On the other hand, there are some things we could theoretically validate, but we
don't currently since we believe them to be of limited utility. An example is
HTML [content models](https://www.w3.org/TR/html5/dom.html#content-models).
Supporting full content models is infeasible in `Closure Templates`; we can still
add separate rules such as don't put `<div>` inside `<p>` (`p` tag should only
[contain phrasing
contents](https://dev.w3.org/html5/spec-preview/the-p-element.html#the-p-element)),
but enforcing this in `Closure Templates` does not bring many benefits.
## Disabling HTML Validation
HTML validation is enabled by default. To disable it:
* Add `stricthtml="false"` to your templates or namespaces.
* Setting strict HTML mode in namespaces will set a default value for all
HTML templates in this file.
* Each HTML template can still override the default value inheriting from
the namespace.
* Non-HTML templates will not be affected at all.
* The compiler will report errors for invalid HTML templates.

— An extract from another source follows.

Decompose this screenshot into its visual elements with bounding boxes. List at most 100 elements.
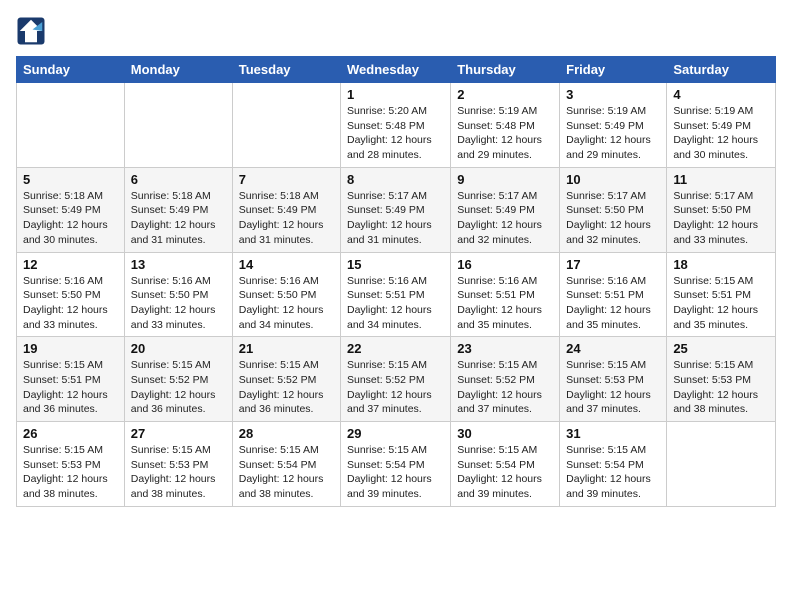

In the following example, template `foo` will enforce strict HTML mode, but
templates `bar` and `baz` will not.
```soy
// By default, all HTML templates will enable stricthtml mode.
{namespace ns}
// This template does not override the default value, so it will have stricthtml
// mode enabled.
{template .foo}
...
{/template}
// This is a non-HTML template, and stricthtml mode does not apply for it.
{template .bar kind="text"}
...
{/template}
// This template override the default value and disable stricthtml mode.
{template baz stricthtml="false"}
...
{/template}
```
To enforce `stricthtml` in all templates, add a custom [Soy
conformance](../dev/conformance) rule
`com.google.template.soy.conformance.RequireStrictHtml`.